In the early 1990s, U.S. and Canadian courts struck back, adopting much stricter rules for the admissibility of expert evidence. Now the challenge is training judges to apply the new rules, says Dr. Melchers. To do so, he teams up with a legal expert and runs sessions for judges. The sessions consist of reviewing case studies and scenarios – usually based on actual cases with some names and facts altered – to give judges the tools to know which questions to ask of scholars and what evidence should be admitted.

“My job is to toughen them up and make sure they don’t put that stuff into dormant mode.”

In a sense, he is compelling judges to be more critical of the very work he and his colleagues bring to the courts. Rather than discouraging academics from testifying, the need for greater scrutiny makes things more exciting for the scholar, even fun, says Dr. Melchers. He refers to a thorough cross-examination he endured as “three of the best days” of his life. “I spent all these hours doing this work, and I was asked all the questions that, as a researcher, you would always love to be asked,” he says. “It was heartening.”

And he clearly enjoys the new role he’s found and finds it fits remarkably well with what he trained to do. “If you like teaching, there’s nothing better than being locked up in a room with really smart people who have really important decisions to make, and who need what you’ve got to make them. That’s exciting.”

Changing the way things are

Victoria Talwar, an expert in children’s social-cognitive development in McGill University’s department of educational and counselling psychology, has felt that same satisfaction, but she got there a different way. She has never testified about her research, nor presented to judges for explicitly educational purposes. But her research on children’s behaviour, particularly about children’s appreciation of truth and lies, has radically altered the provision of the Canada Evidence Act dealing with child testimony.

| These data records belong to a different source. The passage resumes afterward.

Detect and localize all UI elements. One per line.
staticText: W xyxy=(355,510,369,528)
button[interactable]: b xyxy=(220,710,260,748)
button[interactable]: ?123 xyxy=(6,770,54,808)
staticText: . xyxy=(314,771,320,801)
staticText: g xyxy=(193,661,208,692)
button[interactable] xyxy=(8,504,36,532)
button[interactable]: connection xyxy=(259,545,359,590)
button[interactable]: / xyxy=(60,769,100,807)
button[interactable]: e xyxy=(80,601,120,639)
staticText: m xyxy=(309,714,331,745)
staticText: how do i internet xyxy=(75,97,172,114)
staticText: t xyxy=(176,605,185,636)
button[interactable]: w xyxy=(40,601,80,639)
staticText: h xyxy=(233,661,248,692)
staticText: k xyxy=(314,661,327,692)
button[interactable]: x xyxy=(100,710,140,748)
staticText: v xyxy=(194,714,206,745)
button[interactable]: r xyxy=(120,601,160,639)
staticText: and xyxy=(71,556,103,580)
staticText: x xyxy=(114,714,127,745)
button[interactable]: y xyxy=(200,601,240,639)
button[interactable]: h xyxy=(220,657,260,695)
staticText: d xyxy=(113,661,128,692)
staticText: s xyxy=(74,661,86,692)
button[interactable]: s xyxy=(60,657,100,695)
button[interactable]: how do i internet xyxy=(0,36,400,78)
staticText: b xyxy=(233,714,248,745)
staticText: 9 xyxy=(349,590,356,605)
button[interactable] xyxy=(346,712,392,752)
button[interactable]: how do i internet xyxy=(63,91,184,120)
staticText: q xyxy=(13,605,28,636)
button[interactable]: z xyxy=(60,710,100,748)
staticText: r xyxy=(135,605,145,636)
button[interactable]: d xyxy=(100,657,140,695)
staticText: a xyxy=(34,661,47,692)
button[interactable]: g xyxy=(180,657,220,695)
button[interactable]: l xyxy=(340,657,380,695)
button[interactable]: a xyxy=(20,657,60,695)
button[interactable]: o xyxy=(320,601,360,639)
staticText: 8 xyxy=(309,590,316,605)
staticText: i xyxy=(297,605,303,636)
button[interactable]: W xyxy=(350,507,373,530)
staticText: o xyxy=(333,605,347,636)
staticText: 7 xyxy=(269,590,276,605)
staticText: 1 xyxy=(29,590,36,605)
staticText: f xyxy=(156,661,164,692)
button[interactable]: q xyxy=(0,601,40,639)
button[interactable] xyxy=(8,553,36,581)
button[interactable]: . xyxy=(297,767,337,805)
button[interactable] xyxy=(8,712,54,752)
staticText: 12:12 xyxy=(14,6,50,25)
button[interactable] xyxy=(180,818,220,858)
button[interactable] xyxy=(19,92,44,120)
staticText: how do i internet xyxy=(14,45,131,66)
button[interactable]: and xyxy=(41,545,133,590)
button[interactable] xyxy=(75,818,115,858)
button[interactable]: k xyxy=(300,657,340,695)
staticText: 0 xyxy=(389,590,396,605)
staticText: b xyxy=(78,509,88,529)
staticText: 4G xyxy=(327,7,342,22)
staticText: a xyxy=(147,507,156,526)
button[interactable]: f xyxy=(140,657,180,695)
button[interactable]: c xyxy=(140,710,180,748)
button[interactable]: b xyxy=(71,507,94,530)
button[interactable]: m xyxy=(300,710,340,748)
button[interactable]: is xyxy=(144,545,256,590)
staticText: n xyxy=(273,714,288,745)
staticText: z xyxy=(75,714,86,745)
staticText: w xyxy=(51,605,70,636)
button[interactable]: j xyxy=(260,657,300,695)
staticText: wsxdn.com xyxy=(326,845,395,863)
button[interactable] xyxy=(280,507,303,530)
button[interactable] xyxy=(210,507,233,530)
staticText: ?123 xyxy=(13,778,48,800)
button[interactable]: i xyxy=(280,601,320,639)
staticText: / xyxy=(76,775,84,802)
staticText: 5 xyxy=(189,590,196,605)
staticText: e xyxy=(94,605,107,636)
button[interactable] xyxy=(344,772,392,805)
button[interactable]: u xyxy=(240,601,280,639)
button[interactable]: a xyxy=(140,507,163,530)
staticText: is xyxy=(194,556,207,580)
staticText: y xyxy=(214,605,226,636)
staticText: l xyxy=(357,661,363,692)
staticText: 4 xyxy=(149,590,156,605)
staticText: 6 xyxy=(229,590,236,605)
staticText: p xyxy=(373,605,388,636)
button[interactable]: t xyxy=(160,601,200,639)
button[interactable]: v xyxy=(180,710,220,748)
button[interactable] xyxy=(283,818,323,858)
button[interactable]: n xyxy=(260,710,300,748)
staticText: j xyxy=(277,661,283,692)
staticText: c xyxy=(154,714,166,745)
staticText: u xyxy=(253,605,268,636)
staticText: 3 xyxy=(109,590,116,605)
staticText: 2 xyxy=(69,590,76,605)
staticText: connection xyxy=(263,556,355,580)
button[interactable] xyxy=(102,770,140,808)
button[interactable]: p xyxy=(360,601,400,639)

“You do research and make recommendations,” she says, “but you don’t always get to see them implemented. So when you do, it’s immensely gratifying.”

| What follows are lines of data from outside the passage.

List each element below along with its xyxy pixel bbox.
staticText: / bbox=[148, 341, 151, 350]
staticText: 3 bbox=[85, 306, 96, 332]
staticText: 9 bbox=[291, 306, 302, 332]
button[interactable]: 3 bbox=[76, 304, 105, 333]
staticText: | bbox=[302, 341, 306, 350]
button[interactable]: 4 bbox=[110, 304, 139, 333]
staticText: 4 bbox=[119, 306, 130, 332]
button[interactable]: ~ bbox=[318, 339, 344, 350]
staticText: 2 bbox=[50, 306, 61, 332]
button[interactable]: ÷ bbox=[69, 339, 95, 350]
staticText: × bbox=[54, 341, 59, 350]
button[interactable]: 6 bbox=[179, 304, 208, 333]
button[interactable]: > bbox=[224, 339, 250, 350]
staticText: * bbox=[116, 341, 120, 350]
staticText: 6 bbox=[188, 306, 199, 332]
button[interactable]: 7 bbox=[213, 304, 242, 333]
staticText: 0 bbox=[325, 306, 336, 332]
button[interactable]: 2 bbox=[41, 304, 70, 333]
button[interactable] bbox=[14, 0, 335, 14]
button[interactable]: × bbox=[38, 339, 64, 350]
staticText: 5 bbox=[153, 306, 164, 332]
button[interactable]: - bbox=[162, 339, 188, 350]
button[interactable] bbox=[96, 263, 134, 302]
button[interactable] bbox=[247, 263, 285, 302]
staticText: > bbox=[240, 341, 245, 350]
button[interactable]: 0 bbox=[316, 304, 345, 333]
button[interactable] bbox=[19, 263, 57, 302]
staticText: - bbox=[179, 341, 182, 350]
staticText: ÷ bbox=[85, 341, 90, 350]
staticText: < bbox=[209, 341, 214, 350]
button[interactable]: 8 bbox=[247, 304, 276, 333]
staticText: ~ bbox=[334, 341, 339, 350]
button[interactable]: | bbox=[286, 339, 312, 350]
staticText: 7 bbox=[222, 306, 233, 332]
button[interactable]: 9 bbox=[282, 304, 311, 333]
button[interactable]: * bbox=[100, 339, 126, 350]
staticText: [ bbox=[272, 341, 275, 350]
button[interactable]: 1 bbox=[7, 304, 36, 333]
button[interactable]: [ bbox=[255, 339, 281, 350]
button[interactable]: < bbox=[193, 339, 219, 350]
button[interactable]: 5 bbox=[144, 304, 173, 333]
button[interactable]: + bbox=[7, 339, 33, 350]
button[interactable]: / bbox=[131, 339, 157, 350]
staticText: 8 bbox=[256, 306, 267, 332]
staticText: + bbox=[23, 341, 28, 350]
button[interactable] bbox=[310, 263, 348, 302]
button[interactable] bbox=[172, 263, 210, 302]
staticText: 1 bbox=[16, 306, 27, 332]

Previously, before children could testify they had to undergo a “competency examination” where they would be asked about their understanding of truth and lies. She says that the examiners “often asked them in ways that children couldn’t understand.” Tackling questions such as “what is truth?” is a tall order for a lifelong philosopher, never mind a seven-year-old.

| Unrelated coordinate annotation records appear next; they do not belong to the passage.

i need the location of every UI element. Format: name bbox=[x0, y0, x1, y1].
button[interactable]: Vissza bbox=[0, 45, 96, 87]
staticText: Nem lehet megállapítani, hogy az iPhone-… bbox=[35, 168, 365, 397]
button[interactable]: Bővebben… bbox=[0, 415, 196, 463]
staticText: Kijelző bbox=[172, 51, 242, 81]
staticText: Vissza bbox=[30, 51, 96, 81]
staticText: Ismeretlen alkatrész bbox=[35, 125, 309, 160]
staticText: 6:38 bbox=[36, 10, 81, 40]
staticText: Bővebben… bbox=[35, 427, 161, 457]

Dr. Talwar found that the examination did more to confuse and intimidate children than anything else. What’s more, a child’s ability to answer these types of questions has no bearing on whether they will tell the truth or lie about an event. “When you think about it, that isn’t very surprising, given that adults know what lies are, and that they’re bad, but that won’t stop them,” she says. Far too many children were being unnecessarily disqualified from testifying.

What Dr. Talwar and her team eventually discovered was a surprisingly simple way to encourage more truthful testimonies from children. If asked to promise to tell the truth, children were much more likely to do so, “because they take that quite seriously.”

Presenting her research at conferences led to a major newspaper editorial, then an invitation to Parliament to present a brief to the House of Commons standing committee on justice, which, impressed, introduced the new legislation.

“The first few times you get published, it’s a very thrilling experience,” Dr. Talwar says. “But after a while, it becomes sort of everyday. This was not the feeling of an everyday experience.”

Since then, similar research has been replicated elsewhere, and the new rules have weathered a number of challenges in court.

“We know that it’s being used, we know it’s being upheld, and we know that as a result it’s improved conditions for children in court and made it likelier we’ll get accurate testimony.” Thus, it serves justice better. “It’s gratifying to know that you’ve done something that has made a significant difference.”

Pascal Zamprelli holds degrees in common law and civil law from McGill University and recently passed the New York Bar examination.